Special guardians are appointed by a court under powers in the Children Act 1989. They share the parental responsibility of the child with their birth parent but can exercise that responsibility to the exclusion of the child’s birth parents or anyone else with parental responsibility. The child resides with the special guardian but the legal relationship with the parents is not severed, as is the case in adoption.

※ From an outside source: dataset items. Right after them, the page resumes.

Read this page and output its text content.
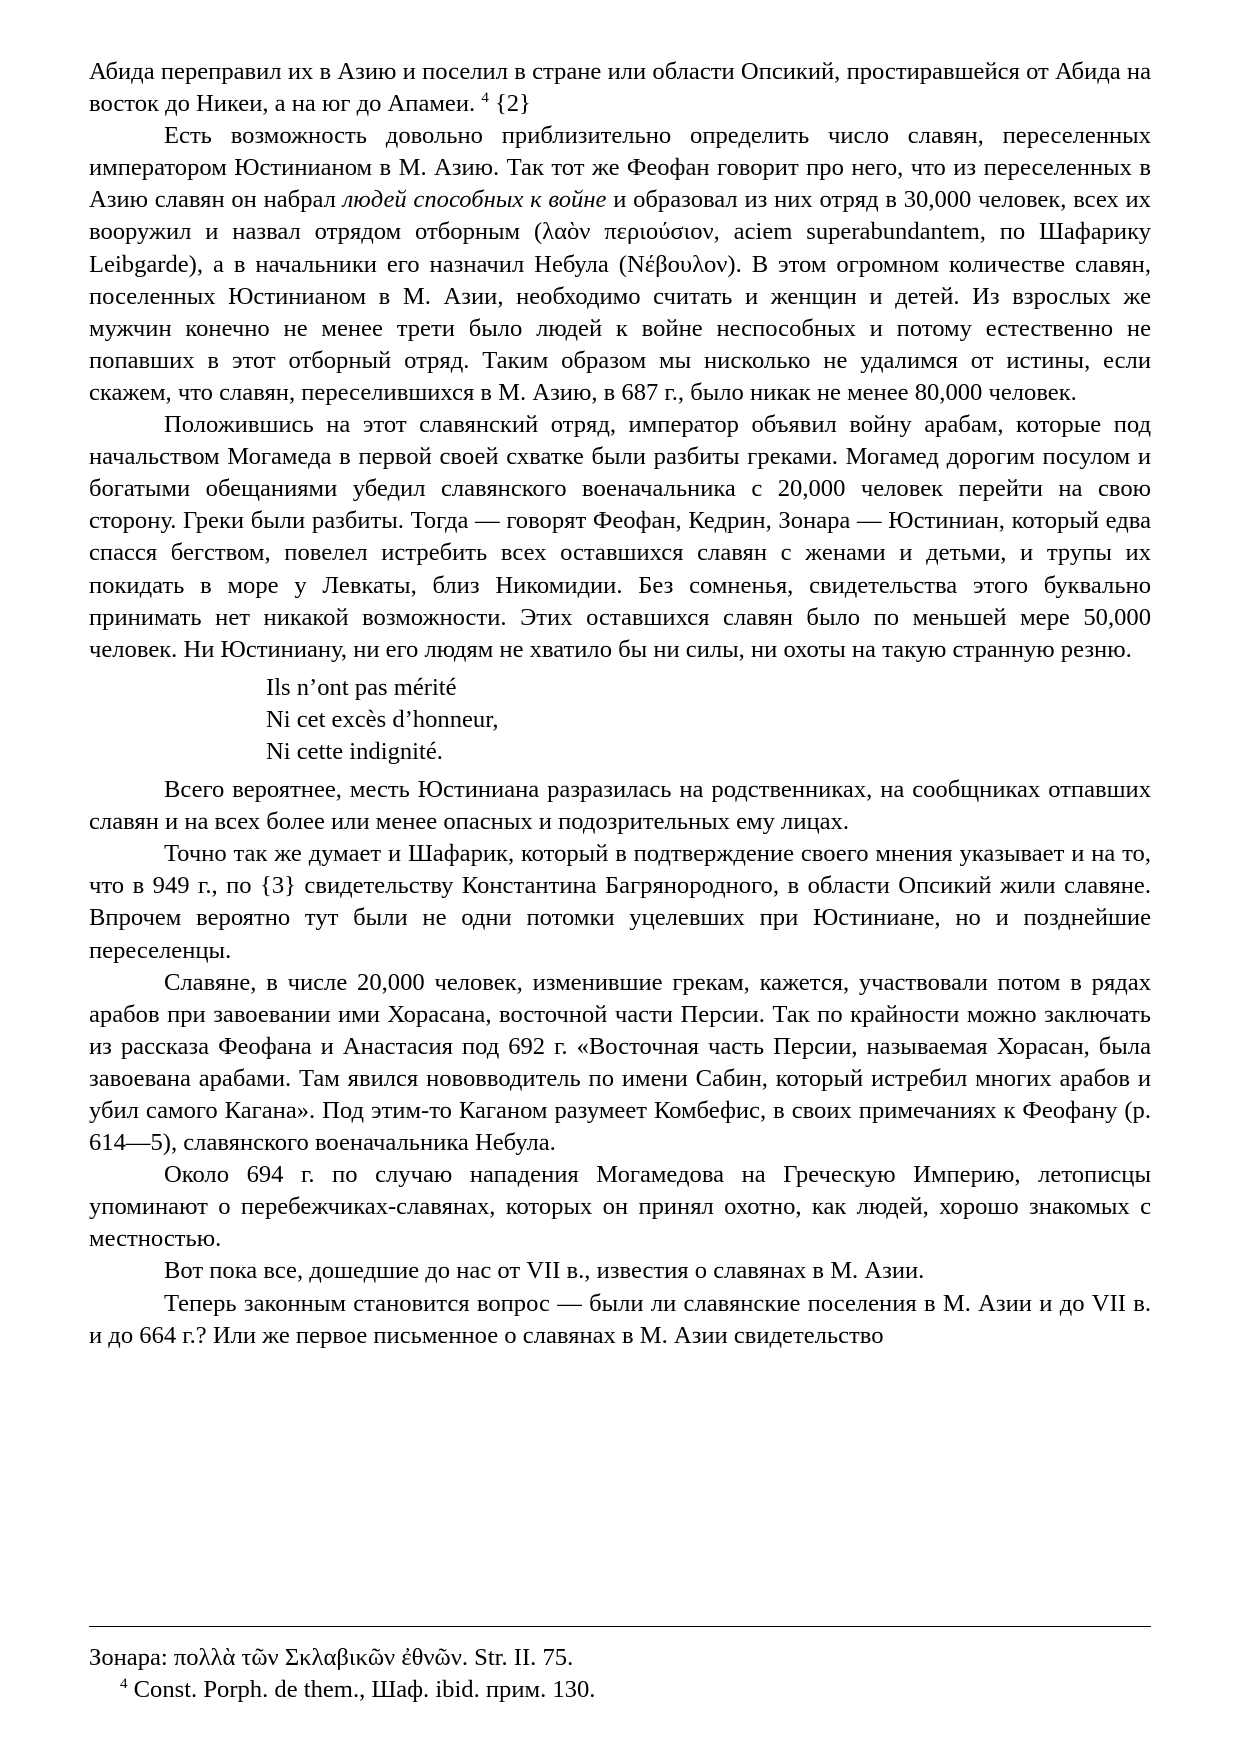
Абида переправил их в Азию и поселил в стране или области Опсикий, простиравшейся от Абида на восток до Никеи, а на юг до Апамеи. $^4$ {2}

Есть возможность довольно приблизительно определить число славян, переселенных императором Юстинианом в М. Азию. Так тот же Феофан говорит про него, что из переселенных в Азию славян он набрал людей способных к войне и образовал из них отряд в 30,000 человек, всех их вооружил и назвал отрядом отборным (λαὸν περιούσιον, aciem superabundantem, по Шафарику Leibgarde), а в начальники его назначил Небула (Νέβουλον). В этом огромном количестве славян, поселенных Юстинианом в М. Азии, необходимо считать и женщин и детей. Из взрослых же мужчин конечно не менее трети было людей к войне неспособных и потому естественно не попавших в этот отборный отряд. Таким образом мы нисколько не удалимся от истины, если скажем, что славян, переселившихся в М. Азию, в 687 г., было никак не менее 80,000 человек.

Положившись на этот славянский отряд, император объявил войну арабам, которые под начальством Могамеда в первой своей схватке были разбиты греками. Могамед дорогим посулом и богатыми обещаниями убедил славянского военачальника с 20,000 человек перейти на свою сторону. Греки были разбиты. Тогда — говорят Феофан, Кедрин, Зонара — Юстиниан, который едва спасся бегством, повелел истребить всех оставшихся славян с женами и детьми, и трупы их покидать в море у Левкаты, близ Никомидии. Без сомненья, свидетельства этого буквально принимать нет никакой возможности. Этих оставшихся славян было по меньшей мере 50,000 человек. Ни Юстиниану, ни его людям не хватило бы ни силы, ни охоты на такую странную резню.

Ils n’ont pas mérité
Ni cet excès d’honneur,
Ni cette indignité.

Всего вероятнее, месть Юстиниана разразилась на родственниках, на сообщниках отпавших славян и на всех более или менее опасных и подозрительных ему лицах.

Точно так же думает и Шафарик, который в подтверждение своего мнения указывает и на то, что в 949 г., по {3} свидетельству Константина Багрянородного, в области Опсикий жили славяне. Впрочем вероятно тут были не одни потомки уцелевших при Юстиниане, но и позднейшие переселенцы.

Славяне, в числе 20,000 человек, изменившие грекам, кажется, участвовали потом в рядах арабов при завоевании ими Хорасана, восточной части Персии. Так по крайности можно заключать из рассказа Феофана и Анастасия под 692 г. «Восточная часть Персии, называемая Хорасан, была завоевана арабами. Там явился нововводитель по имени Сабин, который истребил многих арабов и убил самого Кагана». Под этим-то Каганом разумеет Комбефис, в своих примечаниях к Феофану (p. 614—5), славянского военачальника Небула.

Около 694 г. по случаю нападения Могамедова на Греческую Империю, летописцы упоминают о перебежчиках-славянах, которых он принял охотно, как людей, хорошо знакомых с местностью.

Вот пока все, дошедшие до нас от VII в., известия о славянах в М. Азии.

Теперь законным становится вопрос — были ли славянские поселения в М. Азии и до VII в. и до 664 г.? Или же первое письменное о славянах в М. Азии свидетельство

Зонара: πολλὰ τῶν Σκλαβικῶν ἐθνῶν. Str. II. 75.

$^4$ Const. Porph. de them., Шаф. ibid. прим. 130.
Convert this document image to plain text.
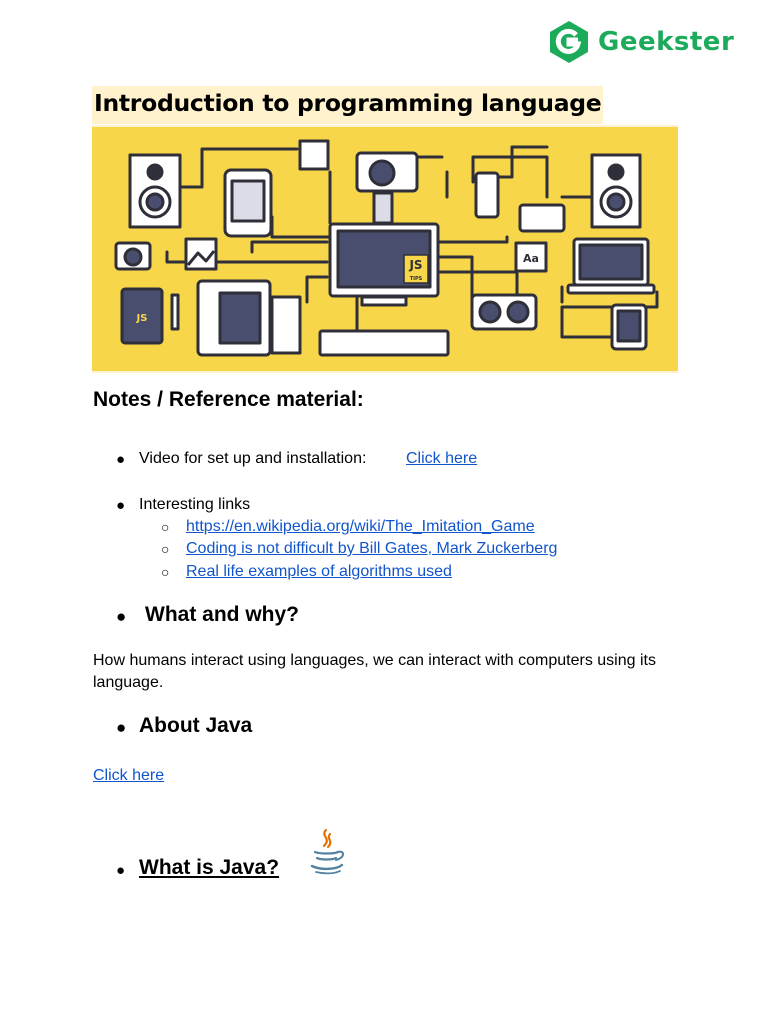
Geekster
Introduction to programming language
JS
TIPS
Aa
JS
Notes / Reference material:
● Video for set up and installation: Click here
● Interesting links
○ https://en.wikipedia.org/wiki/The_Imitation_Game
○ Coding is not difficult by Bill Gates, Mark Zuckerberg
○ Real life examples of algorithms used
● What and why?
How humans interact using languages, we can interact with computers using its language.
● About Java
Click here
● What is Java?
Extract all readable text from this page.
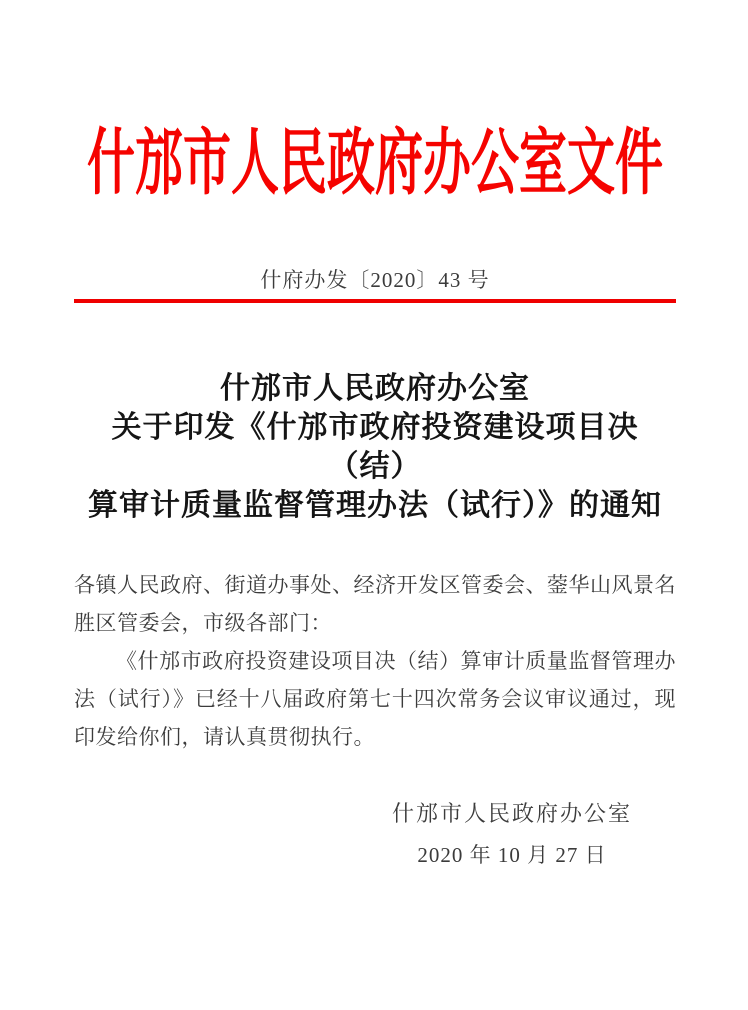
什邡市人民政府办公室文件
什府办发〔2020〕43 号
什邡市人民政府办公室
关于印发《什邡市政府投资建设项目决（结）
算审计质量监督管理办法（试行）》的通知

各镇人民政府、街道办事处、经济开发区管委会、蓥华山风景名胜区管委会，市级各部门：

《什邡市政府投资建设项目决（结）算审计质量监督管理办法（试行）》已经十八届政府第七十四次常务会议审议通过，现印发给你们，请认真贯彻执行。

什邡市人民政府办公室
2020 年 10 月 27 日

My Lords, I am grateful to the noble Lord, Lord Beecham, for the various points that he made pertaining to these provisions. I cannot give a comprehensive answer to all the questions that he raised. However, I can say that the exceptions order covers all those who are engaged in regulated activity, which includes all those working unsupervised with vulnerable people—that is, those in care and, I would imagine, subject to confirmation, those vulnerable for one reason or another such as those he exemplified in his remarks. I would be surprised if they did not have this protection, but I undertake to write to him to confirm that that is the case.
The question of whether someone should be employed if they have any form of conviction and the degree of disclosure is difficult because, for example, as part of the community rehabilitation process recently begun as part of the transforming rehabilitation process, some of those who may be recruited by the CRCs may in fact be offenders themselves who will be provided as mentors to former offenders, so that one does not to have a hard-and-fast rule about these matters. Of course, safeguards need to be very much in place to ensure that the correct people are selected as mentors. It is always a difficult balance to achieve. The Government think that they have achieved it with these necessary changes which will, of course, arise from time to time with the development of particular bodies or services, as in the case of CILEx. This instrument is focused on maintaining the correct balance towards public protection, and the amendments, although limited in scope, clarify which people working with children are covered and keep up to date the legal services sector. They respond to the continuing need for public protection but at the same time maintain the balance towards rehabilitation acknowledged by the noble Lord as something we should be striving for in so far as is possible without jeopardising public safety.